Countable Union of Measurable Sets as Disjoint Union of Measurable Sets

Theorem

Let $\struct {X, \Sigma}$ be a measurable space.

Let $\sequence {A_n}_{n \in \N}$ be a sequence of $\Sigma$-measurable sets.

Then there exists a sequence of $\Sigma$-measurable pairwise disjoint sets $\sequence {B_n}_{n \in \N}$ such that:

$\ds \bigcup_{n \mathop = 1}^\infty A_n = \bigcup_{n \mathop = 1}^\infty B_n$

That is:

any countable union of $\Sigma$-measurable sets can be rewritten as the countable union of pairwise disjoint $\Sigma$-measurable sets.

Proof

Define the sequence $\sequence {B_i}_{i \mathop \in \N}$ by:

$B_1 = A_1$

and:

$\ds B_n = A_n \setminus \paren {\bigcup_{i \mathop = 1}^{n - 1} A_i}$

for $n > 1$.

We show that each $B_n$ is $\Sigma$-measurable.

Since $A_1 \in \Sigma$, we immediately get $B_1 \in \Sigma$.

By De Morgan's Laws, we have:

$\ds B_n = A_n \cap \paren {\bigcap_{i \mathop = 1}^{n - 1} \paren {X \setminus A_i} }$

Note that since $A_i \in \Sigma$ for each $i$, we have:

$X \setminus A_i \in \Sigma$ for each $i$

by the definition of a $\sigma$-algebra.

Then from Sigma-Algebra Closed under Countable Intersection, we have:

$\ds \bigcap_{i \mathop = 1}^{n - 1} \paren {X \setminus A_i} \in \Sigma$

Applying Sigma-Algebra Closed under Countable Intersection again we have:

$\ds B_n = A_n \cap \paren {\bigcap_{i \mathop = 1}^{n - 1} \paren {X \setminus A_i} } \in \Sigma$

for $n > 1$.

So each $B_n$ is $\Sigma$-measurable.

We now show that $\sequence {B_n}_{n \mathop \in \N}$ is a pairwise disjoint family of sets.

Since:

$\ds B_n = A_n \setminus \paren {\bigcup_{i \mathop = 1}^{n - 1} A_i}$

By the definition of set difference, we have:

$\ds B_n \cap \paren {\bigcup_{i \mathop = 1}^{n - 1} A_i} = \O$

so:

$B_n$ is disjoint to $A_1, A_2, \ldots, A_{n - 1}$ for each $n > 1$.

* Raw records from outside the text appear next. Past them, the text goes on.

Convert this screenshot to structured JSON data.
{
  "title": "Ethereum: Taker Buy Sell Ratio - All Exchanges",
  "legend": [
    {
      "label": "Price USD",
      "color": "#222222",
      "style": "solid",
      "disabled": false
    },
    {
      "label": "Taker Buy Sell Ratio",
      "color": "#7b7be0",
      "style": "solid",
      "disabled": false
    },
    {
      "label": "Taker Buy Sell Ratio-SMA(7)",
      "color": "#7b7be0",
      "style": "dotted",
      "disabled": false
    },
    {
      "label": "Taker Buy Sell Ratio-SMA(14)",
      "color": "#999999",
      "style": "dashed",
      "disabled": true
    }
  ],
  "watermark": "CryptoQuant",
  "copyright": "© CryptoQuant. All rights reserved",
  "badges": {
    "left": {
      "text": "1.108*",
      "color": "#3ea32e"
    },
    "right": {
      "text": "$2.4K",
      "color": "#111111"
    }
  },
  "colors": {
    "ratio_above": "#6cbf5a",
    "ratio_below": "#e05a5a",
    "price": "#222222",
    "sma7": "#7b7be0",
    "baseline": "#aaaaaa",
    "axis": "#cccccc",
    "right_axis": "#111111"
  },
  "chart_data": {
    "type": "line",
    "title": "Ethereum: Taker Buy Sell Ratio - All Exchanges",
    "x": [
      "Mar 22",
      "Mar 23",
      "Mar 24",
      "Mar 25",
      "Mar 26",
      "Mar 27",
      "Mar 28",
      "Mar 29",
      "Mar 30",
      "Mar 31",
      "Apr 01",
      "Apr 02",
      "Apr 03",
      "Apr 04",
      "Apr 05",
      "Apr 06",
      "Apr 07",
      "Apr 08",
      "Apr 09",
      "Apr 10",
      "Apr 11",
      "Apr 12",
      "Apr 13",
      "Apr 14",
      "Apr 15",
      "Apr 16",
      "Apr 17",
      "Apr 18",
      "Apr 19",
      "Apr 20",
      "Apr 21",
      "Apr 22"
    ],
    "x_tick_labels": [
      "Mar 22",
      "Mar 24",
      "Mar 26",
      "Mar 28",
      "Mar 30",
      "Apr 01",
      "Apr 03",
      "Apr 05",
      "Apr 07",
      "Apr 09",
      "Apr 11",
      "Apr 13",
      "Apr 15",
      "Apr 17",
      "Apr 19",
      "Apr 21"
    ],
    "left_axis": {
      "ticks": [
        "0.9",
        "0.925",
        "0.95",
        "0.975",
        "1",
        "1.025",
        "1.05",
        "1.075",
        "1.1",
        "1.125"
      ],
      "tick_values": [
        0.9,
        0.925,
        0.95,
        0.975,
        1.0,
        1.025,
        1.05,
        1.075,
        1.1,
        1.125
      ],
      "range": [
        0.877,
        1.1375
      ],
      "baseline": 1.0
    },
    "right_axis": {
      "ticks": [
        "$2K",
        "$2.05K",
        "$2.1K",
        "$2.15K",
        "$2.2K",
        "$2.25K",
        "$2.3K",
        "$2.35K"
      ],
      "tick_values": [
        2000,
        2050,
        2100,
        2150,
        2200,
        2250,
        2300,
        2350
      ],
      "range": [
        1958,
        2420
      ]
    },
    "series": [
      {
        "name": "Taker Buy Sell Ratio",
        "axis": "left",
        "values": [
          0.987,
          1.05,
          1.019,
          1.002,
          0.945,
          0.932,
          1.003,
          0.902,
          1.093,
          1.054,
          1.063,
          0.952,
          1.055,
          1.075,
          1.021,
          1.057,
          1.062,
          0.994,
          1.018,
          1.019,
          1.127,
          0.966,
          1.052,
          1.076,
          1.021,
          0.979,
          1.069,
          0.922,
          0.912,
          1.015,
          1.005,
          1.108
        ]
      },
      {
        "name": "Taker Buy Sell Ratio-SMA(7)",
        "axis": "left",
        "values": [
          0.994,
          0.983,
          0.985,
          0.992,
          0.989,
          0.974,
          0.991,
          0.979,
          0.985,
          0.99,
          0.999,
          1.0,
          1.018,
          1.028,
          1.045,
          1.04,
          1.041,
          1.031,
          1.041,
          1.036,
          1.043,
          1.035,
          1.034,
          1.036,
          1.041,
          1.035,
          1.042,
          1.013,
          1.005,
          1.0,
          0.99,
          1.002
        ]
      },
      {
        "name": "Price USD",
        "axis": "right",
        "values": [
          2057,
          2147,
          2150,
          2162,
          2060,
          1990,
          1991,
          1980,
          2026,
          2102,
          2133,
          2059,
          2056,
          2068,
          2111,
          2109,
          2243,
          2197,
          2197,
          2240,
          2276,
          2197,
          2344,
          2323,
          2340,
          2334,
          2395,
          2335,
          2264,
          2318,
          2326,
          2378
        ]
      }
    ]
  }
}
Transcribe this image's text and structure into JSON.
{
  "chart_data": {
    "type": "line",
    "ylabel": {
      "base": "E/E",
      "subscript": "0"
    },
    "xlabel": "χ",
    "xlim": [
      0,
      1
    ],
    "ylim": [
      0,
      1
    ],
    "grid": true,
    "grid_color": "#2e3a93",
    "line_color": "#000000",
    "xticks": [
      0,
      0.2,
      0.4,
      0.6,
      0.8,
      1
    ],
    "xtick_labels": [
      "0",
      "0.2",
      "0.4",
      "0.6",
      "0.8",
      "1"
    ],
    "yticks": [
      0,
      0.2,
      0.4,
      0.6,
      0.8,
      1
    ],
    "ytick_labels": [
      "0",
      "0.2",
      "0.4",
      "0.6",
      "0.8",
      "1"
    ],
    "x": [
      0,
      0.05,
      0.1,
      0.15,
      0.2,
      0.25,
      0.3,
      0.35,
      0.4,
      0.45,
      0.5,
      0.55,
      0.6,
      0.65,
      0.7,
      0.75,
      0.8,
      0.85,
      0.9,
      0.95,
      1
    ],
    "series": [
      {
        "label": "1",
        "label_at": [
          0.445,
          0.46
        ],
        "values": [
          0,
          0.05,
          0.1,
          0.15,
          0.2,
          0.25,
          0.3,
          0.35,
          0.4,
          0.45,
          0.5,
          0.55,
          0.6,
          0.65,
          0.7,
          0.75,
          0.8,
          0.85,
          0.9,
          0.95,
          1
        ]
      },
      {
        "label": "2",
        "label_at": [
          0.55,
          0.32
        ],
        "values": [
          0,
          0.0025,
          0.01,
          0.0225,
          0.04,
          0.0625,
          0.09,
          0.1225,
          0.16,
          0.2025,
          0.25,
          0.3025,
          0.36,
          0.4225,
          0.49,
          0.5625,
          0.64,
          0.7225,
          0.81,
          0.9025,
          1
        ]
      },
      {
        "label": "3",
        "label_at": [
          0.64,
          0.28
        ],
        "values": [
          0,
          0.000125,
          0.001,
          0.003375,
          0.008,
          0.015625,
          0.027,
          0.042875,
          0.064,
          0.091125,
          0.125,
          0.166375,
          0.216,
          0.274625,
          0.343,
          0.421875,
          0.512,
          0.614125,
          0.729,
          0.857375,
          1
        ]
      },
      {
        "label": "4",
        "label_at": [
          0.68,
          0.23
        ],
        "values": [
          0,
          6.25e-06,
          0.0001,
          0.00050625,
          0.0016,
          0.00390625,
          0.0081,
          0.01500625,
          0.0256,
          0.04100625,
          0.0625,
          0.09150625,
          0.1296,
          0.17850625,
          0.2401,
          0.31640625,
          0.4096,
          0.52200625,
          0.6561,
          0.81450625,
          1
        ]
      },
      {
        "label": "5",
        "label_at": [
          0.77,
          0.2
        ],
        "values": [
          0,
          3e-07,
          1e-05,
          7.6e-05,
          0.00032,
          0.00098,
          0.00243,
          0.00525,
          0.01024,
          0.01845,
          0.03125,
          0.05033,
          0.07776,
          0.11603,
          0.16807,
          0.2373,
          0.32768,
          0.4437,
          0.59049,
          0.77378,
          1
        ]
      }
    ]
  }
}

Since $B_i \subseteq A_i$ for each $i$, we therefore have:

$B_n$ is disjoint to $B_1, B_2, \ldots, B_{n - 1}$ for each $n > 1$.

So if $i \ne j$, we have, setting $n = \max \set {i, j}$ and $m = \min \set {i, j}$:

$B_n$ is disjoint to $B_m$.

So:

$\sequence {B_n}_{n \mathop \in \N}$ is a pairwise disjoint family of sets.

That is:

$B_n \cap B_m = B_i \cap B_j = \O$ whenever $i \ne j$.

It remains to show that:

$\ds \bigcup_{n \mathop = 1}^\infty A_n = \bigcup_{n \mathop = 1}^\infty B_n$

Let:

$\ds x \in \bigcup_{n \mathop = 1}^\infty B_n$

then:

$\ds x \in B_n$ for some $n$.

That is:

$\ds x \in A_n \setminus \paren {\bigcup_{i \mathop = 1}^{n - 1} A_i}$ for some $n$.

so:

$x \in A_n$

giving:

$\ds x \in \bigcup_{n \mathop = 1}^\infty A_n$

So:

$\ds \bigcup_{n \mathop = 1}^\infty B_n \subseteq \bigcup_{n \mathop = 1}^\infty A_n$

Now let:

$\ds x \in \bigcup_{n \mathop = 1}^\infty A_n$

then:

$\ds x \in A_n$ for some $n$.

By the well-ordering principle, there exists a least $m$ such that $x \in A_m$.

Then:

$\ds x \not \in \bigcup_{i \mathop = 1}^{m - 1} A_i$

By the definition of set difference, we have:

$\ds x \in A_m \setminus \paren {\bigcup_{i \mathop = 1}^{m - 1} A_i} = B_m$

so:

$\ds x \in \bigcup_{m \mathop = 1}^\infty B_m$

giving:

$\ds \bigcup_{n \mathop = 1}^\infty A_n \subseteq \bigcup_{n \mathop = 1}^\infty B_n$

So we obtain:

$\ds \bigcup_{n \mathop = 1}^\infty A_n = \bigcup_{n \mathop = 1}^\infty B_n$

$\blacksquare$